Early in my medical career, I was shocked to learn that intensive care units are full of patients who never expect to leave the hospital alive. Facing advanced disease and collapsing organ systems, they rely on the miracles of modern technology to pump their hearts, help them breathe, close their wounds and filter their blood for as long as possible.
Many patients and their families understandably wish to delay death. Others find the experience torturous: the ever-mounting costs, the endless cycle of interventions, the literal and figurative sterility of the hospital environment. Some doctors and nurses secretly wonder whether these practices are in the best interests of their patients. I am one of them.
Some years ago, I began to advocate a revival of the medieval practice of ars moriendi, or the art of dying — a more accepting, less fearful, more community-based approach to the end of life. I believe that in many cases, it is wise to forgo life-extending interventions for the sake of a higher quality of life and a better death.
Given my views, you might expect that I would celebrate the Medical Aid in Dying Act recently passed by the New York State Assembly and now awaiting action in the New York State Senate. But this bill, like similar legislation that facilitates dying in places such as Oregon and Canada, is not about dying well. It is about relieving society — government, medical systems, even families — of the responsibility to care for those who need the most help: the mentally ill, the poor, the physically disabled.
The New York bill defines “aid in dying” as a medical practice. If a patient qualifies, a doctor can prescribe a lethal dose of drugs that the patient may self-administer to end his or her life.

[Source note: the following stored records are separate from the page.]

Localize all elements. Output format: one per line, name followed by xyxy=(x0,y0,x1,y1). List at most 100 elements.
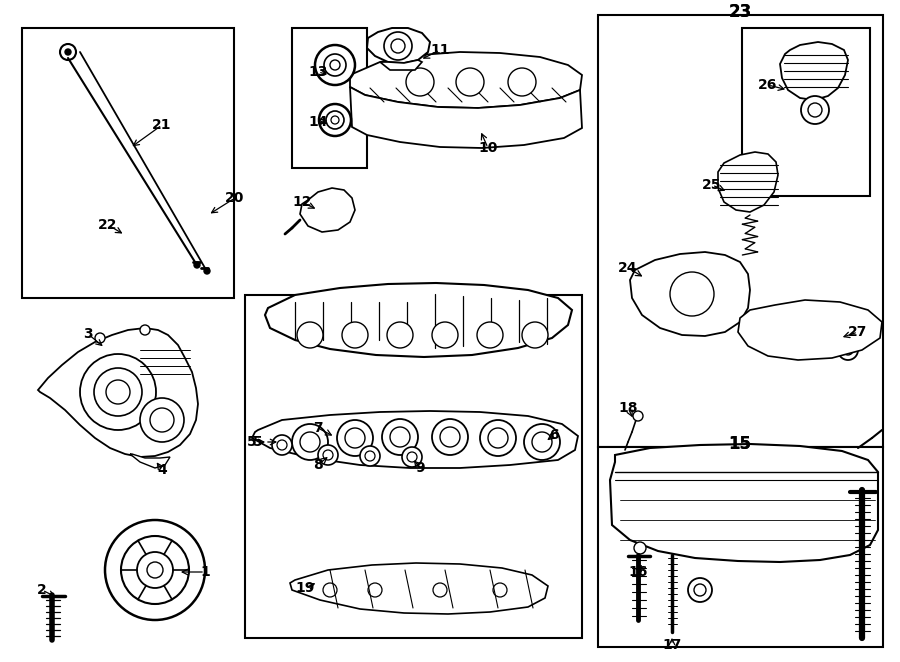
Text: 18: 18 xyxy=(618,401,638,415)
Circle shape xyxy=(493,583,507,597)
Circle shape xyxy=(795,330,805,340)
Text: 2: 2 xyxy=(37,583,47,597)
Text: 10: 10 xyxy=(478,141,498,155)
Circle shape xyxy=(318,445,338,465)
Circle shape xyxy=(432,322,458,348)
Circle shape xyxy=(137,552,173,588)
Circle shape xyxy=(480,420,516,456)
Circle shape xyxy=(391,39,405,53)
Text: 9: 9 xyxy=(415,461,425,475)
Text: 17: 17 xyxy=(662,638,681,652)
Bar xyxy=(742,28,870,196)
Circle shape xyxy=(326,111,344,129)
Circle shape xyxy=(140,398,184,442)
Text: 12: 12 xyxy=(292,195,311,209)
Circle shape xyxy=(823,340,833,350)
Text: 27: 27 xyxy=(849,325,868,339)
Circle shape xyxy=(801,96,829,124)
Circle shape xyxy=(838,340,858,360)
Circle shape xyxy=(406,68,434,96)
Circle shape xyxy=(818,335,838,355)
Circle shape xyxy=(456,68,484,96)
Text: 22: 22 xyxy=(98,218,118,232)
Circle shape xyxy=(323,450,333,460)
Polygon shape xyxy=(780,42,848,100)
Bar xyxy=(22,28,234,298)
Text: 11: 11 xyxy=(430,43,450,57)
Circle shape xyxy=(368,583,382,597)
Circle shape xyxy=(387,322,413,348)
Text: 24: 24 xyxy=(618,261,638,275)
Polygon shape xyxy=(38,328,198,457)
Polygon shape xyxy=(350,87,582,148)
Circle shape xyxy=(94,368,142,416)
Circle shape xyxy=(488,428,508,448)
Circle shape xyxy=(331,116,339,124)
Circle shape xyxy=(522,322,548,348)
Circle shape xyxy=(319,104,351,136)
Text: 7: 7 xyxy=(313,421,323,435)
Circle shape xyxy=(634,542,646,554)
Polygon shape xyxy=(738,300,882,360)
Text: 3: 3 xyxy=(83,327,93,341)
Polygon shape xyxy=(718,152,778,212)
Text: 5: 5 xyxy=(253,435,263,449)
Polygon shape xyxy=(130,454,170,468)
Circle shape xyxy=(65,49,71,55)
Circle shape xyxy=(150,408,174,432)
Circle shape xyxy=(300,432,320,452)
Text: 20: 20 xyxy=(225,191,245,205)
Circle shape xyxy=(204,268,210,274)
Text: 21: 21 xyxy=(152,118,172,132)
Circle shape xyxy=(95,333,105,343)
Polygon shape xyxy=(265,283,572,357)
Circle shape xyxy=(337,420,373,456)
Circle shape xyxy=(292,424,328,460)
Polygon shape xyxy=(380,60,422,70)
Circle shape xyxy=(433,583,447,597)
Circle shape xyxy=(402,447,422,467)
Circle shape xyxy=(524,424,560,460)
Circle shape xyxy=(390,427,410,447)
Text: 15: 15 xyxy=(728,435,752,453)
Circle shape xyxy=(633,411,643,421)
Polygon shape xyxy=(300,188,355,232)
Bar xyxy=(598,15,883,447)
Circle shape xyxy=(342,322,368,348)
Circle shape xyxy=(105,520,205,620)
Bar xyxy=(292,28,367,168)
Circle shape xyxy=(360,446,380,466)
Circle shape xyxy=(324,54,346,76)
Text: 26: 26 xyxy=(759,78,778,92)
Text: 23: 23 xyxy=(728,3,752,21)
Text: 16: 16 xyxy=(628,565,648,579)
Text: 25: 25 xyxy=(702,178,722,192)
Circle shape xyxy=(330,60,340,70)
Bar xyxy=(245,295,582,638)
Circle shape xyxy=(432,419,468,455)
Polygon shape xyxy=(630,252,750,336)
Circle shape xyxy=(670,272,714,316)
Polygon shape xyxy=(290,563,548,614)
Circle shape xyxy=(532,432,552,452)
Circle shape xyxy=(147,562,163,578)
Circle shape xyxy=(477,322,503,348)
Text: 6: 6 xyxy=(549,428,559,442)
Circle shape xyxy=(384,32,412,60)
Circle shape xyxy=(440,427,460,447)
Text: 23: 23 xyxy=(728,3,752,21)
Text: 14: 14 xyxy=(308,115,328,129)
Bar xyxy=(598,447,883,647)
Polygon shape xyxy=(350,52,582,108)
Text: 19: 19 xyxy=(295,581,315,595)
Text: 1: 1 xyxy=(200,565,210,579)
Circle shape xyxy=(694,584,706,596)
Text: 15: 15 xyxy=(728,435,752,453)
Circle shape xyxy=(60,44,76,60)
Circle shape xyxy=(345,428,365,448)
Circle shape xyxy=(382,419,418,455)
Circle shape xyxy=(688,578,712,602)
Circle shape xyxy=(843,345,853,355)
Circle shape xyxy=(790,325,810,345)
Polygon shape xyxy=(252,411,578,468)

Labeling this a medical practice confers a kind of legitimacy on what is also called, more accurately, physician-assisted suicide.
When it comes to conventional suicide, it’s no secret that people who suffer from depression are at greater risk. There is no reason to think that depression is any less of a factor when it comes to physician-assisted suicide. Yet the New York bill, which is modeled on the Death With Dignity law enacted in Oregon in 1997, does not even require a mental health professional to screen patients for depression unless one of the doctors involved determines that the patient’s judgment may be impaired by a psychiatric or psychological disorder.